10 Small Social Customs In The US That People From Other Countries Found Super Hard To Get Used To

Here are just some of the things that might seem totally normal to people from the US, but can take some getting used to for those who aren’t:

1. “According to my parents, it was people giving them a thumbs up. In their country of origin, a thumbs up is basically the equivalent of the middle finger in the US.”

2. “Saying, ‘Hi, how are you?’ to strangers — and then nobody actually answering the question.”

3. “Pounds. Ounces. Feet. Miles. I could never get the hang of it.”

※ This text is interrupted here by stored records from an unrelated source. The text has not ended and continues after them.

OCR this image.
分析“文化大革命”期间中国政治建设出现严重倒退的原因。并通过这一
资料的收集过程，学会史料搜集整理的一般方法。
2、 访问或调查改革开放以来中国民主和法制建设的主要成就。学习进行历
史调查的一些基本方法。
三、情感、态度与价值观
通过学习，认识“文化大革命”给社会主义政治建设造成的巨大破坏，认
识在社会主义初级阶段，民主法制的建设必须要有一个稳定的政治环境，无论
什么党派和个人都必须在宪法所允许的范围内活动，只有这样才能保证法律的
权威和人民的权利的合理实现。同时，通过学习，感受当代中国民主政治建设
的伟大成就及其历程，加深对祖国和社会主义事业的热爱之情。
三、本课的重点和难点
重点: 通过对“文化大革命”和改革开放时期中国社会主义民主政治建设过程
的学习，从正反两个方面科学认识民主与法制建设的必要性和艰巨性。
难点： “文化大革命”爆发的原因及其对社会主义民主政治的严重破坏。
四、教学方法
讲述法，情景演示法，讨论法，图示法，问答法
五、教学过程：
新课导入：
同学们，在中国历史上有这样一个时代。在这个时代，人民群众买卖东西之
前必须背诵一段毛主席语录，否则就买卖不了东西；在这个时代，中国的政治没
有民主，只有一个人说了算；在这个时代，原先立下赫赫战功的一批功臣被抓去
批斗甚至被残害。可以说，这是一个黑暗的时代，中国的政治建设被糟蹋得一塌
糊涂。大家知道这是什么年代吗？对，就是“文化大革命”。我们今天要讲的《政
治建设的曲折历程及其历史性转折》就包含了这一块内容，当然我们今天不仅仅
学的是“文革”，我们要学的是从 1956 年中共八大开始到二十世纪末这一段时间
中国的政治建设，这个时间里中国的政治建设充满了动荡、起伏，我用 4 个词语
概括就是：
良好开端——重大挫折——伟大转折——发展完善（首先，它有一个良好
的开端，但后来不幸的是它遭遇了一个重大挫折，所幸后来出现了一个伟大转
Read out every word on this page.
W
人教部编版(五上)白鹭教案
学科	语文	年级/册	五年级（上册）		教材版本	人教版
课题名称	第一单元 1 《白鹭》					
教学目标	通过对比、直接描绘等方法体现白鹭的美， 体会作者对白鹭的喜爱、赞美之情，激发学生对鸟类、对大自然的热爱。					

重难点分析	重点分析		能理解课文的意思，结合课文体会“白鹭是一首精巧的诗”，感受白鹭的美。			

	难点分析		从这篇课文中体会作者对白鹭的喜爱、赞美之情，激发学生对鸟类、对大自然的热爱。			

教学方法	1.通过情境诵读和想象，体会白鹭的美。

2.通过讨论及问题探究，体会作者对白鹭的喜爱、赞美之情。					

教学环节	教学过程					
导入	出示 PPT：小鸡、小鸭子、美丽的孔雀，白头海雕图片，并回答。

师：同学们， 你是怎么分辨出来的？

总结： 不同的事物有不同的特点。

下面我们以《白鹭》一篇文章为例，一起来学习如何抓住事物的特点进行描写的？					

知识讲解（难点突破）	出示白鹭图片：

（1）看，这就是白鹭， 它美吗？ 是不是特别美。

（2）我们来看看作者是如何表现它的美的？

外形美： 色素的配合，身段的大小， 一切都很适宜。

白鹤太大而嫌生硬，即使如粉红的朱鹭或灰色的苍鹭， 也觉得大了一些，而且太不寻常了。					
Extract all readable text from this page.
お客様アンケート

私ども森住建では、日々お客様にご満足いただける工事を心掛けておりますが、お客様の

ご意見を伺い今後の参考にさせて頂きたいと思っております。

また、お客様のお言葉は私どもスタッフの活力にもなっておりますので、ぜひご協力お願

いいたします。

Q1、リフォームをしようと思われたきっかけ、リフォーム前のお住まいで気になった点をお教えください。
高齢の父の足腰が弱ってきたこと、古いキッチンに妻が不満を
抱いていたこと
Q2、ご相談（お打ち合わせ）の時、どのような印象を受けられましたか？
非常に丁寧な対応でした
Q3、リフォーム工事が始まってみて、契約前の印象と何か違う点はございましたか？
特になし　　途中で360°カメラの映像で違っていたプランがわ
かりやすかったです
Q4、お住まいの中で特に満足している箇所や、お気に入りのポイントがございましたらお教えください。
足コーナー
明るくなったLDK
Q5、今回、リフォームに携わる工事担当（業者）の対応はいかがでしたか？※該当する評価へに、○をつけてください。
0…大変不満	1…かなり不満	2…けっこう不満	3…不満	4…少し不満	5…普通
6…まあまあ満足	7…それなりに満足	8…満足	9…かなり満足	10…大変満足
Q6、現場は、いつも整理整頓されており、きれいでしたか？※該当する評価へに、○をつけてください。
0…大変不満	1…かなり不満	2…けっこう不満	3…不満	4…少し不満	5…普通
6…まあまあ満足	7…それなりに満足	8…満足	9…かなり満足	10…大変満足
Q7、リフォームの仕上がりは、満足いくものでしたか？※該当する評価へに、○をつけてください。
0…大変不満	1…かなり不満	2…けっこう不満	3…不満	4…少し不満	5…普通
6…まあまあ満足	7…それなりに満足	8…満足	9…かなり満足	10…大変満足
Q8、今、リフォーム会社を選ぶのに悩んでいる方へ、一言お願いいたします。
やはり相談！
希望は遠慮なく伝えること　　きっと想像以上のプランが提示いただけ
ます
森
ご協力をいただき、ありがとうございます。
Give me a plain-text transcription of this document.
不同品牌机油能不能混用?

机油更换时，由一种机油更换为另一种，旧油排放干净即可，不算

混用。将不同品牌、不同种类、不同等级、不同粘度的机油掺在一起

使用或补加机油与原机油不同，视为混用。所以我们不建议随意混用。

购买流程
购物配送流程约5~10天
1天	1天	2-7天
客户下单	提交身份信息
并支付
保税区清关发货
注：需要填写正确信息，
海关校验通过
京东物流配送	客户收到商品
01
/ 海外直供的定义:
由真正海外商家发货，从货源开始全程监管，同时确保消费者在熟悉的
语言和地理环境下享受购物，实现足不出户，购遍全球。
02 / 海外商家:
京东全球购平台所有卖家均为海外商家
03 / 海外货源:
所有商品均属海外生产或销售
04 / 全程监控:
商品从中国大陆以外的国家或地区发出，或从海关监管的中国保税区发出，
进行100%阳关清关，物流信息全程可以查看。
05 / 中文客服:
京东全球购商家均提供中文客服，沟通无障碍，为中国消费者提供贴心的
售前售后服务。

4. “My friend’s Russian dad got pulled over by the police, so he got out and started walking toward them — because that’s the norm where he’s from. He quickly learned that you’re supposed to stay in the car.”

5. “Younger people calling adults by just their first name. I’m from the Caribbean, so can’t help but refer to people as Mr. or Ms. — even if I’m familiar with them.”

6. “Keeping my shoes on when walking into someone’s home. I feel like a barbarian!”

7. “Tipping culture is so alien to me as an Australian. I always over-tipped because I was never sure — some people would react like I’d made their day for what I thought wasn’t a big tip. Coincidentally, I forgot to tip a bartender once and I was made to feel like the worst person ever.”

8. “My wife is an immigrant and she doesn’t get potluck dinners. Inviting people over to your house for a meal and then telling them to bring the food isn’t culturally acceptable in her background.”

9. “I never realized how essential bidets were to my life, my hygiene, and my comfort until I arrived in the US and I realized that they have nowhere to wash their ass here. Of course, there is the shower — but a bidet is a thousand times better.”

10. “The work culture! You get so few vacation days and most people didn’t use them all for fear of what it looks like. In the UK, if we don’t use all our days, HR will normally ask us if everything is okay.”